The former approach is implemented by @x86@, @SPARC@ and some others. The later is implemented by the MIPS family.
But that's not all, there are some subtle differences. As I wrote in the other postings Linux does not flush the TLB if a Kernel thread is scheduled because a kernel thread does not touch user pages and kernel pages are unique. But if the kernel scheduled another user space process the virtual to physical mappings become obsolete. Each new page walk is a costly operation and should be avoided. Some architectures extend the concept of a plain address space by (re)introduce a key - surprise! ;-) This key is bound to the task and only if the task differs the TLB entry is flushed. One example is the TI-SPARC where a context switch does not require a TLB flush.
!http://blog.jauu.net/2010/08/09/Architectur-specific-TLB-Optimizations/mmu-thumb.png!
I just started to understand how the context switch works for the SPARC is implemented.

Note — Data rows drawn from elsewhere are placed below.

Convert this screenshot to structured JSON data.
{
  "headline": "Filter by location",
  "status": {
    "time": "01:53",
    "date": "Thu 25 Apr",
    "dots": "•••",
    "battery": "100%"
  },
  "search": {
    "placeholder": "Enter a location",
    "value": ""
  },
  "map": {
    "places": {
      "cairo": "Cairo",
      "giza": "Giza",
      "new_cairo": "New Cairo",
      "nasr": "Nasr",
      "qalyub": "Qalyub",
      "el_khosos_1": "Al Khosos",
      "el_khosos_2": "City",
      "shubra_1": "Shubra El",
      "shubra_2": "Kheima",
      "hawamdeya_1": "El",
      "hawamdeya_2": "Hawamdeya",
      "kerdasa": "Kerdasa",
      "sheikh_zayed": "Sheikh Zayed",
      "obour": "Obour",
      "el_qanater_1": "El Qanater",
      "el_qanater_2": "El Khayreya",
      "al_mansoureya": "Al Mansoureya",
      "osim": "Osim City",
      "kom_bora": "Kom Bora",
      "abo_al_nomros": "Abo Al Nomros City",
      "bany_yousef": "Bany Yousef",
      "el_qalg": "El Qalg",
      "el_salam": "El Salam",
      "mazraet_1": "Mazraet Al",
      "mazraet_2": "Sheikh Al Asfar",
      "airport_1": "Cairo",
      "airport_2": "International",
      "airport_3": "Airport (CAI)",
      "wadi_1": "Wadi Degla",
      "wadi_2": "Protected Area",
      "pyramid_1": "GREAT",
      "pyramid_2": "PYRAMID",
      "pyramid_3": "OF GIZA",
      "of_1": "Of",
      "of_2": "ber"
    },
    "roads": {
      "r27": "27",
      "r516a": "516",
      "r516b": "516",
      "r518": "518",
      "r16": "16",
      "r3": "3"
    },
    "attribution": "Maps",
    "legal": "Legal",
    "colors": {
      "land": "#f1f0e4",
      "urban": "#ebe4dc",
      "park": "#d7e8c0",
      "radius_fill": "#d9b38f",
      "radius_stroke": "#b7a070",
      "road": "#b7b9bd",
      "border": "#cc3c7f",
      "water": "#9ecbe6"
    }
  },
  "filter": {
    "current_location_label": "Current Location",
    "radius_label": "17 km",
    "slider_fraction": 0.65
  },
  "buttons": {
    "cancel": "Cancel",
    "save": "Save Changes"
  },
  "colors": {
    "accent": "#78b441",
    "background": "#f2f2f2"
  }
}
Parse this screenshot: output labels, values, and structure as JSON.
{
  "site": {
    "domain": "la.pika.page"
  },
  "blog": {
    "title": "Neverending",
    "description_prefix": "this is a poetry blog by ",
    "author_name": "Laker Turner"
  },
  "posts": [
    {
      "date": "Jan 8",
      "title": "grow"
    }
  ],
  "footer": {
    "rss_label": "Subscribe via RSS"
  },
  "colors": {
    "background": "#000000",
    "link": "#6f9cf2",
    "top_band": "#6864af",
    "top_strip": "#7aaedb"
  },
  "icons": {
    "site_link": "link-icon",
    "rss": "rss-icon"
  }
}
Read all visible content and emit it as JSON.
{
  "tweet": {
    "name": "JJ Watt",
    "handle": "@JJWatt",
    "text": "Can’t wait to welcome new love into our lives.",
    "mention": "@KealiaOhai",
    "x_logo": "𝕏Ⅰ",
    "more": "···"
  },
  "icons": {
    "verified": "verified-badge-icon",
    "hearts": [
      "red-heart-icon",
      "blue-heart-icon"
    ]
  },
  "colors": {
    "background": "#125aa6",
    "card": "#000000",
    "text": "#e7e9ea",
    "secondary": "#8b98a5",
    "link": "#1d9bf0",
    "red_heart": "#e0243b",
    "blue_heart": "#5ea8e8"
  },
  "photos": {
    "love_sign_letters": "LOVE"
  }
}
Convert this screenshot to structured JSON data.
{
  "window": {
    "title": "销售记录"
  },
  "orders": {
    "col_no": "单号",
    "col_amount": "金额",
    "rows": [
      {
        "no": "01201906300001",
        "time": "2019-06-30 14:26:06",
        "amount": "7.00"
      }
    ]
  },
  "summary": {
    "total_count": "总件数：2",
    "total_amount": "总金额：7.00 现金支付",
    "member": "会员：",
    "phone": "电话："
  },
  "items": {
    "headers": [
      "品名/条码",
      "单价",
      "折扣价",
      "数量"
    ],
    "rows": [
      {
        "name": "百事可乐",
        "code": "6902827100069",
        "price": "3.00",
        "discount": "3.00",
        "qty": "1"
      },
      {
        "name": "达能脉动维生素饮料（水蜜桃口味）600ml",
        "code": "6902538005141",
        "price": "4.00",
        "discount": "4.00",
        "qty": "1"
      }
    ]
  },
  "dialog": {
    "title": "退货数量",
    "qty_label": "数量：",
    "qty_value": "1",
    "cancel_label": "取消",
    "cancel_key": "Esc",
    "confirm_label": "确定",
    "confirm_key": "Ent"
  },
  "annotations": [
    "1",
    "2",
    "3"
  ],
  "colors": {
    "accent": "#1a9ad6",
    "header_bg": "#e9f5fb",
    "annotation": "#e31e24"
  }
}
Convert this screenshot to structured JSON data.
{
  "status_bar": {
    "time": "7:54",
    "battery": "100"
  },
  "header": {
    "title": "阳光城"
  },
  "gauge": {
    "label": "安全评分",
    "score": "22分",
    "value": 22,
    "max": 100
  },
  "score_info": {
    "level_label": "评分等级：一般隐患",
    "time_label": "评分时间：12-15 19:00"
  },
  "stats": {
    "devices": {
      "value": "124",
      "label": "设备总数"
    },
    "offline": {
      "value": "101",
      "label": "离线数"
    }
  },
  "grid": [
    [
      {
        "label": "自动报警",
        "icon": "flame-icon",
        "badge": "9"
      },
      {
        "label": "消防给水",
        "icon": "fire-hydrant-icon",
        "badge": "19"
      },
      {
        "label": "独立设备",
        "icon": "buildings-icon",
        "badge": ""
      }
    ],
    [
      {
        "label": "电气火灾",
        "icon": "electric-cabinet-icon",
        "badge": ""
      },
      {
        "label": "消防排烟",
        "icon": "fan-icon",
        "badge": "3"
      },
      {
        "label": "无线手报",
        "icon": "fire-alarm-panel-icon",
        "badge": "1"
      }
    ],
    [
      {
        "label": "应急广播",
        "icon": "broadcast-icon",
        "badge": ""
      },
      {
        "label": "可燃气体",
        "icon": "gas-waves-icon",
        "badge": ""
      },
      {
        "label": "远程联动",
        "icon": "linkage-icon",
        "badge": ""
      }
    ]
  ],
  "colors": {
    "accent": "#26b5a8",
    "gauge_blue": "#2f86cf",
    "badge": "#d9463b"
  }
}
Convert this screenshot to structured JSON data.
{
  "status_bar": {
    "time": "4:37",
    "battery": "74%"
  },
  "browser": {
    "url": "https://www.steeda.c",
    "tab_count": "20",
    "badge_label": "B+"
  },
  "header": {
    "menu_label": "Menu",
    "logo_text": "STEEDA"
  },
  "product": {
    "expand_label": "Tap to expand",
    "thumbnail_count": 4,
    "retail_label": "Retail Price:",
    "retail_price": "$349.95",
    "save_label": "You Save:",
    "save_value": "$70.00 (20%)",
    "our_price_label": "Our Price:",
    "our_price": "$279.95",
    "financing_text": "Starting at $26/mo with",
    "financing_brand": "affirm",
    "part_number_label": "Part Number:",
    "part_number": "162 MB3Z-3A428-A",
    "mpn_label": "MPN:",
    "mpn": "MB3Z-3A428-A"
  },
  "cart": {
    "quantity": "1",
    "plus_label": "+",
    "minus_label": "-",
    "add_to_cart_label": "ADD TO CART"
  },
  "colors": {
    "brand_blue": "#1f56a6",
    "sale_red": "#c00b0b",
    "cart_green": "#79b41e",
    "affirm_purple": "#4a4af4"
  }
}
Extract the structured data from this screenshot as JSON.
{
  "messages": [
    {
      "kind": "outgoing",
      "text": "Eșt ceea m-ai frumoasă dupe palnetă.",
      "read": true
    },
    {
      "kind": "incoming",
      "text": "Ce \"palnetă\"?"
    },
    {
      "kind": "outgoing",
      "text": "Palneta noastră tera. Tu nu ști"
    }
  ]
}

But it is hard to read SPARC assembler code (not as hard as ia64 asm ;-):
arch/sparc/kernel/tsb.S:
/* At this point we have:
* %g1 -- TSB entry address
* %g3 -- FAULT_CODE_{D,I}TLB
* %g5 -- valid PTE
* %g6 -- TAG TARGET (vaddr >> 22)
*/
tsb_reload:
TSB_LOCK_TAG(%g1, %g2, %g7)
TSB_WRITE(%g1, %g5, %g6)
/* Finally, load TLB and return from trap. */
tsb_tlb_reload:
cmp %g3, FAULT_CODE_DTLB
bne,pn %xcc, tsb_itlb_load
nop
Especially the label tsb_miss_page_table_walk_sun4v_fastpath: is of interesst. Also the division between instruction and data.